How do I connect my reporting tools to BigQuery?
The answer to this is luckily that it is relatively simple. There is a whole host of reporting tools that already connect directly to BigQuery such as Tableau, Qlikview, Targit and Bime. In addition to this there are also third party ODBC providers that you can use to connect all of your normal Microsoft tools, such as Tabular Models, PowerPivot, SSRS, PowerBI etc directly against BigQuery. For a list of third party components have a look at this link here. The last time I checked the cost of the Simba ODBC provider for BigQuery was $199 for a licence.
So what is this new approach to delivering BI solutions?
So after seeing all of the above we need to take a step back and think about what it is we are trying to achieve with our data warehouses. They primarily serve as the repository of data for our BI solutions. We place cubes on top of the data warehouse to increase the performance of querying data at aggregate levels and to allow free form analysis.
In a normal BI project we have roughly the following steps:
- Identify the business process / area that we want to analyse
- Identify the analysis that is required against this business process / area
- Build the dimensional model that would satisfy these requirements
- Design a pyhiscal data warehouse based on the dimensional model
- Build ETL to populate the data warehouse
- Build an OLAP cube or Tabular model on top of the data warehouse
- Build reports on the OLAP cube or Tabular model and allow free form analysis against them
- Realise that additional analysis is required and that we need to change / add to the dimensional model (make changes from steps 3 to 7)
I don't want to get into too much detail but step 8 above is normally where all the friction comes from and when things start slowing down and impacting the BI solution delivery. Always remember that users cannot possibly know all of the analysis they want to do. If you develop a good BI solution it will spark more questions from users as it opens up the data to new queries previously not thought about.
Lets look at how we can change our approach using BigQuery:
- Identify the business process / area that we want to analyse
- Identify all of the data available in source systems that relate to the business process / area
- Identify the analysis that is required against the business process / area
- Build a simple ETL process that extracts all of the data out into denormalized data sets and upload it to BigQuery
- Analyse the data in BigQuery by creating views and aggregate tables where appropriate
- Load views and aggregate tables into reporting tools and report against them (could use Tabular / PowerPivot models where it adds business value)

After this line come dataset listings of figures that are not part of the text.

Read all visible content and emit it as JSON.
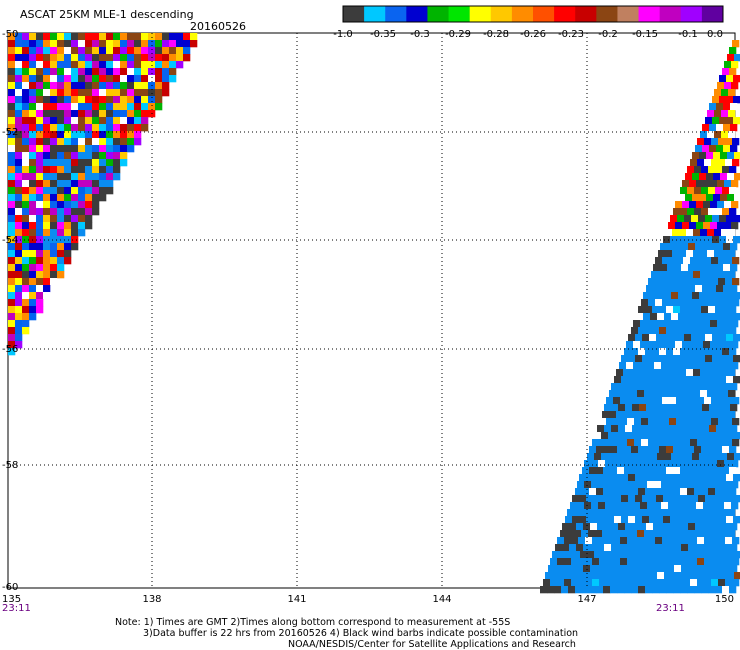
{
  "title": "ASCAT 25KM MLE-1 descending",
  "date": "20160526",
  "colorbar": {
    "colors": [
      "#3c3c3c",
      "#00c8ff",
      "#0a64f0",
      "#0000d0",
      "#00b400",
      "#00e600",
      "#ffff00",
      "#ffc800",
      "#ff8c00",
      "#ff5000",
      "#ff0000",
      "#c80000",
      "#8b4513",
      "#c08060",
      "#ff00ff",
      "#c000c0",
      "#a000ff",
      "#6000a0"
    ],
    "tick_labels": [
      "-1.0",
      "-0.35",
      "-0.3",
      "-0.29",
      "-0.28",
      "-0.26",
      "-0.23",
      "-0.2",
      "-0.15",
      "-0.1",
      "0.0"
    ]
  },
  "axes": {
    "x_ticks": [
      "135",
      "138",
      "141",
      "144",
      "147",
      "150"
    ],
    "y_ticks": [
      "-50",
      "-52",
      "-54",
      "-56",
      "-58",
      "-60"
    ],
    "x_range": [
      135,
      150
    ],
    "y_range": [
      -50,
      -60
    ],
    "grid": "dotted"
  },
  "times": [
    "23:11",
    "23:11"
  ],
  "notes": [
    "Note: 1) Times are GMT 2)Times along bottom correspond to measurement at -55S",
    "3)Data buffer is 22 hrs from 20160526 4) Black wind barbs indicate possible contamination",
    "NOAA/NESDIS/Center for Satellite Applications and Research"
  ],
  "swaths": {
    "west": {
      "description": "multi-coloured swath edge, upper left",
      "lon_range": [
        135,
        138.9
      ],
      "lat_range": [
        -50,
        -56
      ]
    },
    "east": {
      "description": "mostly blue swath, lower right",
      "lon_range": [
        146.8,
        150
      ],
      "lat_range": [
        -50.5,
        -60
      ]
    }
  }
}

- Realise that additional or new analysis is required against (Repeat steps 5 and 6)/ Realise that an additional data set is required ( Repeat steps 4 to 6)

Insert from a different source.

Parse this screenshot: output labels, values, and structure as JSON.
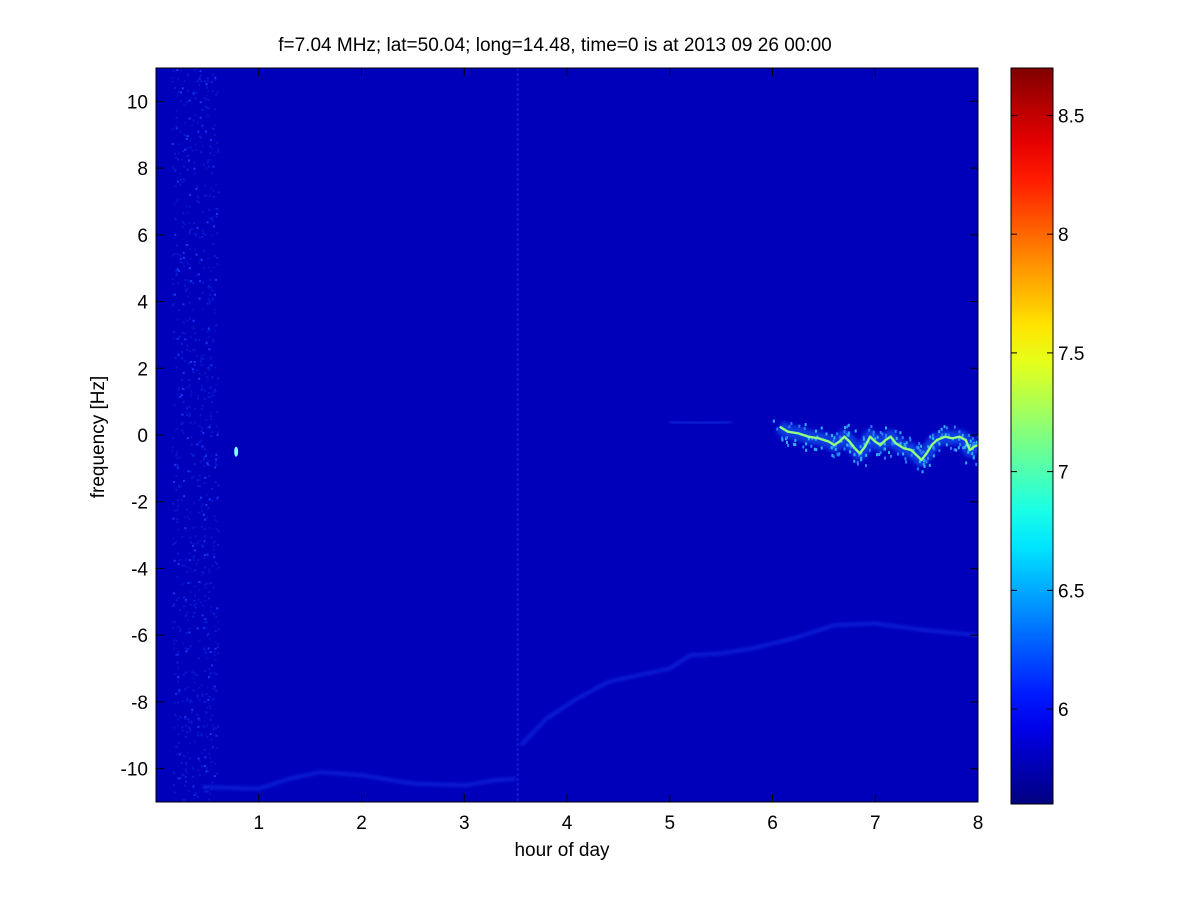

The above new approach is high level but shows how we can change the way we deliver BI solutions when we make use of a product such as BigQuery. It allow us to work with our data in a very unique new way due to the scale at which it can operate at.

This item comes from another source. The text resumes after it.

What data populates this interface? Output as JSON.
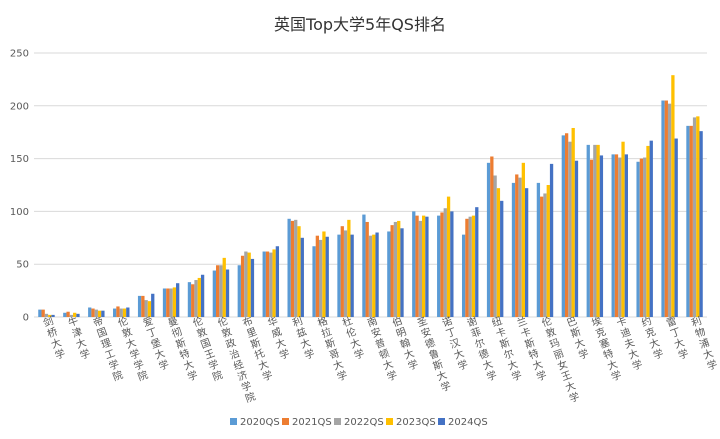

The above should serve as a good high level overview of what BigQuery makes possible. There is a load of detail around how we actually implement solutions using this new approach, which I will cover in future blog posts. BigQuery was designed to serve as a Big Data tool. However from what I have seen it can have a profound impact not just on Big Data projects but more specifically on how we actually go about delivering BI and Analytics solutions.
In the next posts I will walk through some of the detail about how we implement a solution against BigQuery. I will also cover some of the questions that people will have around security and data access.